Conditions of Diffraction of Light - QS Study
QS Study

Conditions of Diffraction of Light

When light passes through an opening it is observed to spread out. This is known as diffraction and becomes more pronounced with narrower openings. Diffracted light can produce fringes of light, dark or colored bands. It occurs when a light wave passes through a corner or through an opening or slit that is physically the approximate size of, or even smaller than that light’s wavelength.

There are two conditions for the production of diffraction: viz –

(1) In case of straight edge: The edge should be very sharp and its width is to be equal to or is of the order of the wavelength λ of light.

(2) In case of thin hole: The diameter of the hole should be extremely small such that it is equal to or is of the order of the wavelength λ of light.

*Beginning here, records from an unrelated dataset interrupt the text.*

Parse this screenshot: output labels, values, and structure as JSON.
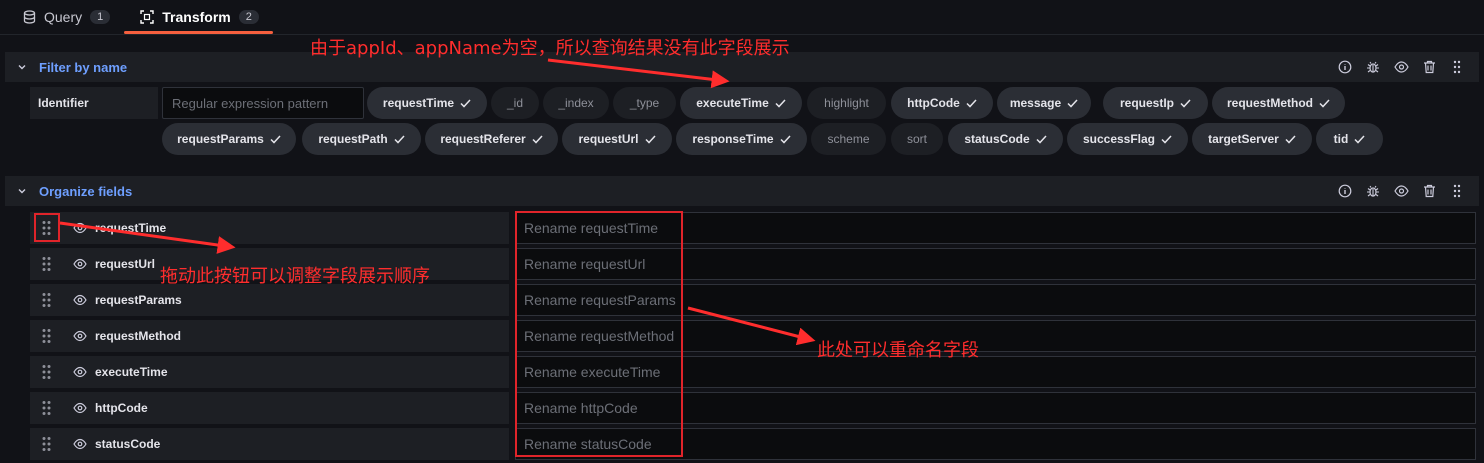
{
  "tabs": [
    {
      "label": "Query",
      "count": "1",
      "icon": "database-icon",
      "active": false
    },
    {
      "label": "Transform",
      "count": "2",
      "icon": "transform-icon",
      "active": true
    }
  ],
  "filter_section": {
    "title": "Filter by name",
    "identifier_label": "Identifier",
    "regex_placeholder": "Regular expression pattern",
    "chips_row1": [
      {
        "label": "requestTime",
        "selected": true
      },
      {
        "label": "_id",
        "selected": false
      },
      {
        "label": "_index",
        "selected": false
      },
      {
        "label": "_type",
        "selected": false
      },
      {
        "label": "executeTime",
        "selected": true
      },
      {
        "label": "highlight",
        "selected": false
      },
      {
        "label": "httpCode",
        "selected": true
      },
      {
        "label": "message",
        "selected": true
      },
      {
        "label": "requestIp",
        "selected": true
      },
      {
        "label": "requestMethod",
        "selected": true
      }
    ],
    "chips_row2": [
      {
        "label": "requestParams",
        "selected": true
      },
      {
        "label": "requestPath",
        "selected": true
      },
      {
        "label": "requestReferer",
        "selected": true
      },
      {
        "label": "requestUrl",
        "selected": true
      },
      {
        "label": "responseTime",
        "selected": true
      },
      {
        "label": "scheme",
        "selected": false
      },
      {
        "label": "sort",
        "selected": false
      },
      {
        "label": "statusCode",
        "selected": true
      },
      {
        "label": "successFlag",
        "selected": true
      },
      {
        "label": "targetServer",
        "selected": true
      },
      {
        "label": "tid",
        "selected": true
      }
    ]
  },
  "organize_section": {
    "title": "Organize fields",
    "fields": [
      {
        "name": "requestTime",
        "rename_placeholder": "Rename requestTime"
      },
      {
        "name": "requestUrl",
        "rename_placeholder": "Rename requestUrl"
      },
      {
        "name": "requestParams",
        "rename_placeholder": "Rename requestParams"
      },
      {
        "name": "requestMethod",
        "rename_placeholder": "Rename requestMethod"
      },
      {
        "name": "executeTime",
        "rename_placeholder": "Rename executeTime"
      },
      {
        "name": "httpCode",
        "rename_placeholder": "Rename httpCode"
      },
      {
        "name": "statusCode",
        "rename_placeholder": "Rename statusCode"
      }
    ]
  },
  "annotations": {
    "top": "由于appId、appName为空，所以查询结果没有此字段展示",
    "drag": "拖动此按钮可以调整字段展示顺序",
    "rename": "此处可以重命名字段"
  },
  "colors": {
    "background": "#111217",
    "section_header": "#1d1f24",
    "accent_link": "#6e9fff",
    "active_tab_underline": "#f55f3e",
    "annotation_red": "#ff2d2d"
  }
}
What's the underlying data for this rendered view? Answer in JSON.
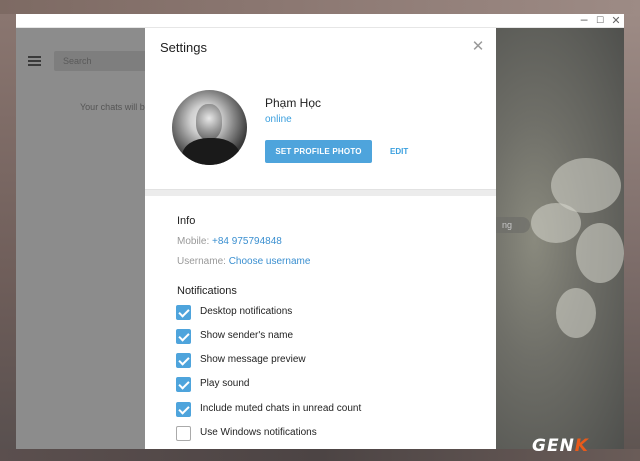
{
  "window": {
    "controls": {
      "minimize": "─",
      "maximize": "☐",
      "close": "✕"
    }
  },
  "left_panel": {
    "search_placeholder": "Search",
    "empty_text": "Your chats will b"
  },
  "right_area": {
    "pill_text": "ng"
  },
  "dialog": {
    "title": "Settings",
    "close_icon": "✕",
    "profile": {
      "name": "Phạm Học",
      "status": "online",
      "set_photo_label": "SET PROFILE PHOTO",
      "edit_label": "EDIT"
    },
    "info": {
      "title": "Info",
      "mobile_label": "Mobile:",
      "mobile_value": "+84 975794848",
      "username_label": "Username:",
      "username_value": "Choose username"
    },
    "notifications": {
      "title": "Notifications",
      "items": [
        {
          "label": "Desktop notifications",
          "checked": true
        },
        {
          "label": "Show sender's name",
          "checked": true
        },
        {
          "label": "Show message preview",
          "checked": true
        },
        {
          "label": "Play sound",
          "checked": true
        },
        {
          "label": "Include muted chats in unread count",
          "checked": true
        },
        {
          "label": "Use Windows notifications",
          "checked": false
        }
      ]
    }
  },
  "watermark": {
    "main": "GEN",
    "accent": "K"
  },
  "colors": {
    "accent": "#4ea4dc",
    "link": "#3a9fde",
    "overlay_dim": "#8c8c8c"
  }
}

Diffraction is of two types: viz –

(1) Fresnel’s class of diffraction and

(2) Fraunhofer’s class of diffraction.

Fresnel’s class of diffraction: When the source of light and the screen are at a finite distance from the inside obstacle, then the diffraction observed due to the obstacle is called the Fresnel’s class of diffraction.

In Fresnel diffraction:

  • Source and screen are not far away from each other.
  • Incident wavefronts are spherical.
  • Wavefronts leaving the obstacles are also spherical.
  • A convex lens is not needed to converge the spherical wavefronts.

In this type of diffraction, wavefronts are generally spherical or cylindrical. This type of diffraction occurs on the straight edge, fine wire, and narrow slit.

Fraunhofer’s class of diffraction: When the source of light and the screen are effectively at an infinite distance from the obstacle or aperture causing diffraction, then that type of diffraction is called Fraunhofer’s class of diffraction.

In Fraunhofer diffraction:

  • Source and the screen are far away from each other.
  • Incident wavefronts on the diffracting obstacle are plane.
  • Diffraction obstacle gives rise to wavefronts which are also plane.
  • Plane diffracting wavefronts are converged by means of a convex lens to produce a diffraction pattern.

In this type of diffraction, wavefront incident on the obstacle or aperture is a plane. In order to produce this type of diffraction, a convex lens is placed in front of the lens in such a way as parallel rays come out of it. This diffraction is produced by a single slit, double slits, and grating.